The bill to alter the Constitution deserves bipartisan support when the Morrison government puts it to both houses of parliament this year. Once passed, a referendum would need to be held not less than two and no more than six months later.
On Friday Pat Anderson, an Alyawarre woman who helped oversee the Referendum Council report on how best to recognise Aboriginal and Torres Strait Islander peoples in the Constitution, said she was disappointed with Mr Wyatt’s decision. Indigenous people had expressly rejected symbolic constitutional recognition at the Uluru convention in 2017, she told Paige Taylor. The Uluru statement from the heart called for “a First Nations voice enshrined in the Constitution”. Both the Turnbull and Morrison governments have rejected that call, however. Nor is there much doubt that a referendum about such a proposal would draw strong opposition and would be unlikely to pass, setting back the process of reconciliation for years.

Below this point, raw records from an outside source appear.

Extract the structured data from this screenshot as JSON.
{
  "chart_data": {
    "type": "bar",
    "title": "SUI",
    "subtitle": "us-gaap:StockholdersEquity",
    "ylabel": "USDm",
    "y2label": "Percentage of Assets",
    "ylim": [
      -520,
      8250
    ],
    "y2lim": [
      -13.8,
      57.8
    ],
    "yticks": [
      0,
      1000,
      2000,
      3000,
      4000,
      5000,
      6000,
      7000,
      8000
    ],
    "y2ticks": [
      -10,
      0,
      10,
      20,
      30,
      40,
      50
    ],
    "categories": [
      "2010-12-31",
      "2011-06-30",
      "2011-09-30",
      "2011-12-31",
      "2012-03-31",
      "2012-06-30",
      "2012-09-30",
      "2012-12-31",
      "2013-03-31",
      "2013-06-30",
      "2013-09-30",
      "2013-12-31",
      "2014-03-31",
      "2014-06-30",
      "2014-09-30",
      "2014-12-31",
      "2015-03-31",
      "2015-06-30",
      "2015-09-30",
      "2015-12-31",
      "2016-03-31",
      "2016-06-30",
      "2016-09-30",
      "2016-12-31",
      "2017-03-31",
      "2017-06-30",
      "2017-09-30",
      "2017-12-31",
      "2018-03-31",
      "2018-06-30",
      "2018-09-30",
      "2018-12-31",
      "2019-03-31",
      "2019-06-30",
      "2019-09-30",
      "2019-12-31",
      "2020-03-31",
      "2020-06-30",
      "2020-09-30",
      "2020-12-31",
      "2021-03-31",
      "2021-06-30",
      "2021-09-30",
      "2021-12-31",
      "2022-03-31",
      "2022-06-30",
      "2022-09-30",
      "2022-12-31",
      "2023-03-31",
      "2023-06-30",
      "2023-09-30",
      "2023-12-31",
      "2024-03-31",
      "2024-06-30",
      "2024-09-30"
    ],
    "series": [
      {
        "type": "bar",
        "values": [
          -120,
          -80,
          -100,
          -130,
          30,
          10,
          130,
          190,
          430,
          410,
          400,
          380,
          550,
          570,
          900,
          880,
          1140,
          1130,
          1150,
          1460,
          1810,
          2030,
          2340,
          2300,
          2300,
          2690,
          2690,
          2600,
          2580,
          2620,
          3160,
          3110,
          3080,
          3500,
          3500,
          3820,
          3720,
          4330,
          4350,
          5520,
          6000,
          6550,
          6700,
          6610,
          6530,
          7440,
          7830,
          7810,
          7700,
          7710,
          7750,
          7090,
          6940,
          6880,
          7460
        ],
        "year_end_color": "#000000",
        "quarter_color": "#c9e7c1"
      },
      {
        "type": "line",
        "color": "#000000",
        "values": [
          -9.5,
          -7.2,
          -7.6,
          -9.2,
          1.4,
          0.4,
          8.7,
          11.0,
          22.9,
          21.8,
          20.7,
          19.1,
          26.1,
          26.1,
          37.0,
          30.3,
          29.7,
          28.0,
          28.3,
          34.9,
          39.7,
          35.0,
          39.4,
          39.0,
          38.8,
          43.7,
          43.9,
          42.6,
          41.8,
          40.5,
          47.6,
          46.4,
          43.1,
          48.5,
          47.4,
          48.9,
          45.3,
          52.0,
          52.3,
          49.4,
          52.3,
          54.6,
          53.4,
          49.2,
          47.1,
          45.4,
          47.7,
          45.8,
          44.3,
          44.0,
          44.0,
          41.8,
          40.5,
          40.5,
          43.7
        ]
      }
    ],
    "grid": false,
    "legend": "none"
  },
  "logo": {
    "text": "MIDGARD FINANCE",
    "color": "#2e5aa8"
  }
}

Mr Wyatt is determined to make progress on the voice, however. To that end, indigenous leaders Marcia Langton and Tom Calma are co-chairing a senior advisory group that is due to propose models for the voice at national, regional and local levels by June. After consultation on the models, Mr Wyatt plans to legislate that voice ahead of the referendum on constitutional recognition.
He intends, wisely, to have both issues resolved well ahead of the next federal election due by September 2022, a timetable that will reduce the chances of political pointscoring. Whatever the obstacles, his methodical, low-key approach offers the best chance of progress on an issue where many others, often aiming for too much too soon, have failed. Not unreasonably, Mr Wyatt hopes Uluru backers and the indigenous community in general will get behind the Yes campaign on constitutional recognition. That is their decision. But unity is important, as he argues, “because if there is a division among indigenous Australians then an opportunity will be lost … we are going to have some strong opponents (to constitutional recognition)”.
Mr Wyatt has now intervened in a controversy over the Aboriginal identity of author Bruce Pascoe sparked by indigenous lawyer and entrepreneur Josephine Cashman. Last month, Ms Cashman asked Home Affairs Minister Peter Dutton for an investigation into Professor Pascoe for alleged “dishonesty offences”. An Australian Federal Police assessment found Professor Pascoe had committed no commonwealth offence but it did not consider his identity. Mr Wyatt sacked Ms Cashman from the advisory group, saying her actions were “not conducive to the constructive and collaborative approach required to progress the co-design process for an indigenous voice”.
The dispute shows how fraught the politics of the portfolio can be and the challenging road ahead towards achieving indigenous recognition.